What Must Be Shown Under North Carolina Law
Most pedestrian injury claims are built on negligence. That means you generally need to show the driver had a duty to use reasonable care, the driver failed to do that, the failure caused the collision, and you suffered real harm.
Key Requirements
- Duty: Drivers must use reasonable care to avoid harming others on the road, including pedestrians.
- Breach: You must show the driver did something unsafe (for example, failing to keep a proper lookout, speeding, or not yielding when required).
- Causation: You must connect the unsafe driving to the impact and to your injuries (not just that you were hurt at some point afterward).
- Damages: You must show losses such as medical bills, lost income, and pain and suffering.
Evidence That Commonly Helps
- Documents: The police crash report can help identify the parties, list witnesses, capture the officer’s observations, note road/weather/lighting conditions, and document diagrams or measurements. It may also note whether any citations were issued. Keep in mind: a report can include mistakes or incomplete information, and it is not automatically treated as the final word on fault.
- People: A witness statement helps most when it is specific and based on what the person actually saw (where the pedestrian was, the vehicle’s path, the traffic control device, speed estimates stated carefully, and what happened immediately before impact).
- Data: Photos/video of the scene, nearby surveillance footage (if it exists), 911/dispatch information, and the timing of EMS transport and early medical records can support the “what happened” story and the injury timeline.
How to Use a Police Report Effectively (Without Overrelying on It)
- Use it as a roadmap: The report often tells you what evidence exists (witness names, diagrams, listed points of impact) so you can request or preserve it quickly.
- Check it for accuracy: Compare the report to photos, your own notes, and the witness’s account. If something is wrong (like the location, direction of travel, or who was driving), that can be addressed with follow-up documentation rather than hoping the insurer “figures it out.”
- Understand its limits: Some parts of crash reporting are administrative (including insurance/financial responsibility details) and are not meant to be used as proof of negligence in a civil trial. The practical takeaway is that the report helps, but your claim should not depend on one document alone.
How to Build a Strong Witness Statement
- Get the basics clearly: Date/time, where the witness was standing, what they could see, and how long they observed the events.
- Focus on facts, not conclusions: “The car did not stop before the crosswalk” is more useful than “the driver was reckless.”
- Capture details that insurers test: Lighting, visibility, traffic signals, whether the pedestrian was in a crosswalk area, and whether anything blocked the driver’s view.

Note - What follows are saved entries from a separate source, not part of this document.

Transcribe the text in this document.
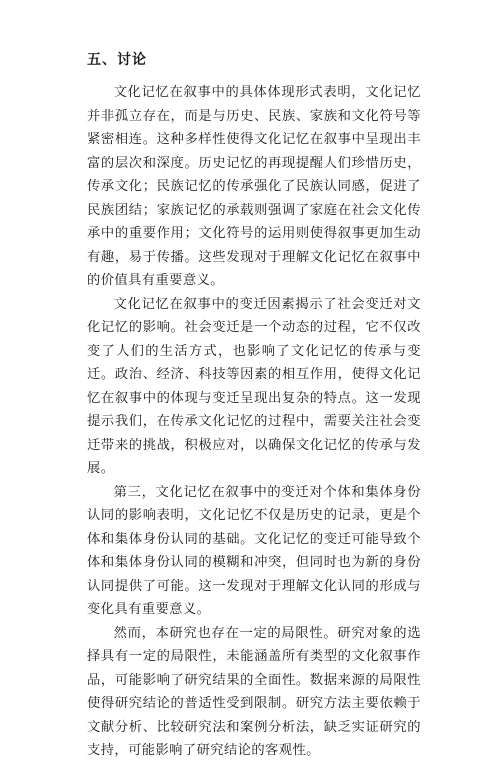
五、讨论

文化记忆在叙事中的具体体现形式表明，文化记忆并非孤立存在，而是与历史、民族、家族和文化符号等紧密相连。这种多样性使得文化记忆在叙事中呈现出丰富的层次和深度。历史记忆的再现提醒人们珍惜历史，传承文化；民族记忆的传承强化了民族认同感，促进了民族团结；家族记忆的承载则强调了家庭在社会文化传承中的重要作用；文化符号的运用则使得叙事更加生动有趣，易于传播。这些发现对于理解文化记忆在叙事中的价值具有重要意义。

文化记忆在叙事中的变迁因素揭示了社会变迁对文化记忆的影响。社会变迁是一个动态的过程，它不仅改变了人们的生活方式，也影响了文化记忆的传承与变迁。政治、经济、科技等因素的相互作用，使得文化记忆在叙事中的体现与变迁呈现出复杂的特点。这一发现提示我们，在传承文化记忆的过程中，需要关注社会变迁带来的挑战，积极应对，以确保文化记忆的传承与发展。

第三，文化记忆在叙事中的变迁对个体和集体身份认同的影响表明，文化记忆不仅是历史的记录，更是个体和集体身份认同的基础。文化记忆的变迁可能导致个体和集体身份认同的模糊和冲突，但同时也为新的身份认同提供了可能。这一发现对于理解文化认同的形成与变化具有重要意义。

然而，本研究也存在一定的局限性。研究对象的选择具有一定的局限性，未能涵盖所有类型的文化叙事作品，可能影响了研究结果的全面性。数据来源的局限性使得研究结论的普适性受到限制。研究方法主要依赖于文献分析、比较研究法和案例分析法，缺乏实证研究的支持，可能影响了研究结论的客观性。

- Preserve it early: Memories fade. A prompt statement can prevent later confusion and reduce the risk of inconsistent details.

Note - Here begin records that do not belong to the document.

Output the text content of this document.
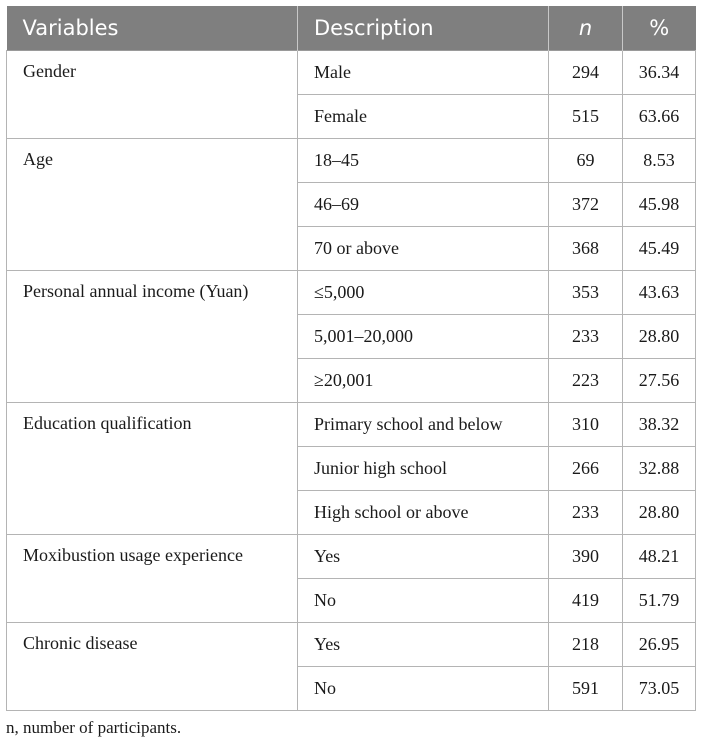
Variables	Description	n	%
Gender	Male	294	36.34
	Female	515	63.66
Age	18–45	69	8.53
	46–69	372	45.98
	70 or above	368	45.49
Personal annual income (Yuan)	≤5,000	353	43.63
	5,001–20,000	233	28.80
	≥20,001	223	27.56
Education qualification	Primary school and below	310	38.32
	Junior high school	266	32.88
	High school or above	233	28.80
Moxibustion usage experience	Yes	390	48.21
	No	419	51.79
Chronic disease	Yes	218	26.95
	No	591	73.05
n, number of participants.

Common Defenses & Pitfalls
- Contributory negligence (North Carolina): North Carolina follows a strict contributory negligence rule in many cases. If the insurer argues you contributed to the crash (even a little), it may try to deny the claim. That makes careful, consistent evidence—especially neutral witness observations—more important than in many other states.
- Inconsistent stories: Differences between what you told EMS, what the report says, and what the witness says can slow a claim down or create disputes.
- Overstating what the report proves: Officers often arrive after the impact and may rely on what people told them. Treat the report as helpful support, not a substitute for independent proof.
- Driver vs. policyholder confusion: When the driver is not the policyholder, insurers often scrutinize identity and permission issues. The police report and witness statement can help confirm who was driving and what happened, but you still want other documentation (photos, admissions, follow-up communications) to match.
How This Applies
Apply to your facts: Because you were a pedestrian with EMS transport and later treatment for a fracture and shoulder injury, the early timeline (police report + EMS/hospital records) can help connect the collision to the injuries. The witness statement can be especially important if the insurer disputes how the impact happened or suggests you stepped into traffic unexpectedly. Since the driver was not the policyholder, the report and witness details identifying the driver and vehicle can also help keep the claim focused on the correct people and events.
What the Statutes Say (Optional)
- N.C. Gen. Stat. § 20-166.1 (Crash reports and investigations) – explains reporting/investigation requirements and addresses how certain accident reports may (or may not) be used as evidence.
- N.C. Gen. Stat. § 20-279.11 (Matters not to be evidence in civil suits) – limits using certain financial responsibility/insurance-related accident report information as evidence of negligence or due care.
- N.C. Gen. Stat. § 1-139 (Burden of proof of contributory negligence) – places the burden on the party asserting contributory negligence to prove it.
Conclusion
A police report and witness statement can strengthen a Durham injury claim by clarifying who was involved, preserving early observations, and supporting a consistent story about how the collision happened. They work best when they line up with photos, scene details, and the timing of EMS and medical records. One practical next step is to gather the report, identify the witness, and write down your own timeline while details are still fresh, then review everything for consistency before you submit it to the insurer.